Business

US growth revised down for third quarter

  • 22 November 2011
  • From the section Business
Worker on the Cadillac production line at the General Motors plant in Lansing, Michegan
Image caption The revised figures still show that the economy is growing faster than earlier in the year

The US economy grew at a slower pace than previously estimated in the three months to the end of September.

Revised figures from the US Commerce Department show gross domestic product grew at an annual pace of 2% in the period, down from the previous estimate of 2.5%.

Despite the downward revision, the quarter's growth was still up from the April-June period's 1.3% figure.

The revision was largely due a prior over-estimate of restocking by firms.

Japan's earthquake seriously disrupted the global supply chain earlier in the year.

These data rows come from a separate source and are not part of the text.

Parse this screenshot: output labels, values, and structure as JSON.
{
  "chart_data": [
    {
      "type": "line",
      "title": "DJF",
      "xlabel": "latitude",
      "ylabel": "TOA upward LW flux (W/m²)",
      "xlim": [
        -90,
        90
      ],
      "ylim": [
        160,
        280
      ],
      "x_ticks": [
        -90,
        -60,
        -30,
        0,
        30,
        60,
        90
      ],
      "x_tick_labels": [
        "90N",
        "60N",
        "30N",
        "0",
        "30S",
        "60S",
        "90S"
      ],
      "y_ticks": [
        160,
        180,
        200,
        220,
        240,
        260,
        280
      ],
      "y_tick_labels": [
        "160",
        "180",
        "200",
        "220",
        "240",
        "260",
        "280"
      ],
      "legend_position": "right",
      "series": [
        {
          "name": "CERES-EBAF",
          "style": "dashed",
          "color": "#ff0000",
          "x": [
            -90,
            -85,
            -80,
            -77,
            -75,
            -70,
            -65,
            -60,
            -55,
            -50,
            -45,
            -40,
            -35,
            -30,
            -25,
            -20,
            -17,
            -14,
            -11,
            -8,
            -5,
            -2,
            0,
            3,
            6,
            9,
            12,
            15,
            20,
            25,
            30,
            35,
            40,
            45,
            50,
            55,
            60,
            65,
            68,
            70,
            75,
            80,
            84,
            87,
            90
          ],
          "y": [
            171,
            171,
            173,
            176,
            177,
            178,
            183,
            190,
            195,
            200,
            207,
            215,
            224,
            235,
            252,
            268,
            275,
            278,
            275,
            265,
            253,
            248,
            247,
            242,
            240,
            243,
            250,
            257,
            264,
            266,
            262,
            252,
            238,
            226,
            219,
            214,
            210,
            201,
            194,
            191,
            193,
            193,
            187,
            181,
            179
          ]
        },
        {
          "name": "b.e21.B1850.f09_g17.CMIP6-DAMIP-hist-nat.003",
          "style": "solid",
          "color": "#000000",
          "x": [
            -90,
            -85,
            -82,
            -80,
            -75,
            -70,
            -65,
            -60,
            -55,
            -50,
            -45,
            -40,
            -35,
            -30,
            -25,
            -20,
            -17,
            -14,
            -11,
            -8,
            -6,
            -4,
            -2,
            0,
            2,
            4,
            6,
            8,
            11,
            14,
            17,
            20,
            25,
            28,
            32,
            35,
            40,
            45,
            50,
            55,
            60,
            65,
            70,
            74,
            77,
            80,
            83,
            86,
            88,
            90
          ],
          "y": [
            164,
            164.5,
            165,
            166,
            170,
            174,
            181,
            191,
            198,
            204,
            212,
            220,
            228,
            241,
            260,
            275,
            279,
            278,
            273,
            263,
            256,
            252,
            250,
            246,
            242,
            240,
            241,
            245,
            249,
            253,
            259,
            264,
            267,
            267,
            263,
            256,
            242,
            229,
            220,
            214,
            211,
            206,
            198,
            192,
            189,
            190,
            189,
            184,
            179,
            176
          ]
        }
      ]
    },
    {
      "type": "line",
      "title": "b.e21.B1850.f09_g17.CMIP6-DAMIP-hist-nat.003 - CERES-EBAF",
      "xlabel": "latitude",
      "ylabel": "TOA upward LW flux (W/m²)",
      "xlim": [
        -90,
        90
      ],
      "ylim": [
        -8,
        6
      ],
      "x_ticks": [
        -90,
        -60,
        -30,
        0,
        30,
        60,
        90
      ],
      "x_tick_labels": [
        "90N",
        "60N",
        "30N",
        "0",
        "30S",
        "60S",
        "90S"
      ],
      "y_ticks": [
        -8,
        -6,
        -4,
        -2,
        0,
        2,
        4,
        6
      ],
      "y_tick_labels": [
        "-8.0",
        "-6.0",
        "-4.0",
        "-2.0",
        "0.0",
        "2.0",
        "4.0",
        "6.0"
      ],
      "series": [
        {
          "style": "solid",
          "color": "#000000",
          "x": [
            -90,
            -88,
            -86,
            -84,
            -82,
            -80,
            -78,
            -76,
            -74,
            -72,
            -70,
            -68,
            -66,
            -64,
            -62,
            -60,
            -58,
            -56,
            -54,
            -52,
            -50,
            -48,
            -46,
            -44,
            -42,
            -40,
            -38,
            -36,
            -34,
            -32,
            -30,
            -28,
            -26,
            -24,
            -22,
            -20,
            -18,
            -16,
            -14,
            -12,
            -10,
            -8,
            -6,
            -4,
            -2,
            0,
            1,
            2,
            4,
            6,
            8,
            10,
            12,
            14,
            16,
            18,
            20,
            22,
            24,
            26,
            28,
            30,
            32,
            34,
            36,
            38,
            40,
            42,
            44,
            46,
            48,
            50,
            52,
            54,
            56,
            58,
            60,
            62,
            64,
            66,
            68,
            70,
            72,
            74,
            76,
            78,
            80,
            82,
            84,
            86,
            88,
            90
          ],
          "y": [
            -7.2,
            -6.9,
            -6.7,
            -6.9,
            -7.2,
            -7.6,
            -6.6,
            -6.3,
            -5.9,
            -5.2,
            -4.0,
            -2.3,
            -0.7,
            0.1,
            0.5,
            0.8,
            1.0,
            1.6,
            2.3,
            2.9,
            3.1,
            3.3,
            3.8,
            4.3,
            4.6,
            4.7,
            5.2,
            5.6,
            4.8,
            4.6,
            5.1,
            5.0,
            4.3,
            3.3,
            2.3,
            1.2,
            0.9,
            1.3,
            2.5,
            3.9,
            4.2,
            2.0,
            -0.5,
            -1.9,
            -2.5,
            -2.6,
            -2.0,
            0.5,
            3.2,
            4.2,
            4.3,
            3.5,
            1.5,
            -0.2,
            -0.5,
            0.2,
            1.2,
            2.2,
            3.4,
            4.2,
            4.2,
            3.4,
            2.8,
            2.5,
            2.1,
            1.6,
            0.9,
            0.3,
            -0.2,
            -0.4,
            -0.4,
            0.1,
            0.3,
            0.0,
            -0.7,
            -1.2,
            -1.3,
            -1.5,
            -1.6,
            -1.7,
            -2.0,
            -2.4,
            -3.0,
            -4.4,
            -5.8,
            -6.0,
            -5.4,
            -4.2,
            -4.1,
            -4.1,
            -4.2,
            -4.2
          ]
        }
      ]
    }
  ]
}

High energy prices have also weighed heavily on consumer spending.

However, continued restocking and lower fuel prices recently, has led economists to speculate that US fourth-quarter growth could rise to an annualised rate of more than 3%, which would be the fastest in 18 months.

Vimombi Nshom, economist at IFR Economics, said: "Although growth was downsized, it's still the strongest showing of 2011, with GDP's largest component - consumer spending - holding on to its developments from Q2."

Consumer spending growth was revised slightly down to 2.3% from 2.4%, but it was still the quickest pace since the fourth quarter of 2010.

The Commerce Department said that after-tax corporate profits increased at a 3% rate after rising 4.3% in the second quarter.

Export growth was stronger than previously estimated, rising at a 4.3% rate instead of 4%. Imports increased at a much slower 0.5% rate rather than 1.9%.

'Disappointing'

The report showed that real disposable income fell 2.1% in the third quarter after declining 0.5% in the prior three months.

There were also small revisions to business investment, which rose at a 14.8% rate instead of 16.3%.

Despite the latest GDP data being broadly welcomed by many analysts, Michael Mullaney, fund manager at Fiduciary Trust, said: "This is somewhat disappointing.

"The positives are that personal consumption is still OK, but I'm concerned because that seems to be coming at the expense of personal savings.

"We're in the camp that there's at least a 50% chance of a double dip so it doesn't surprise us that the number is softer."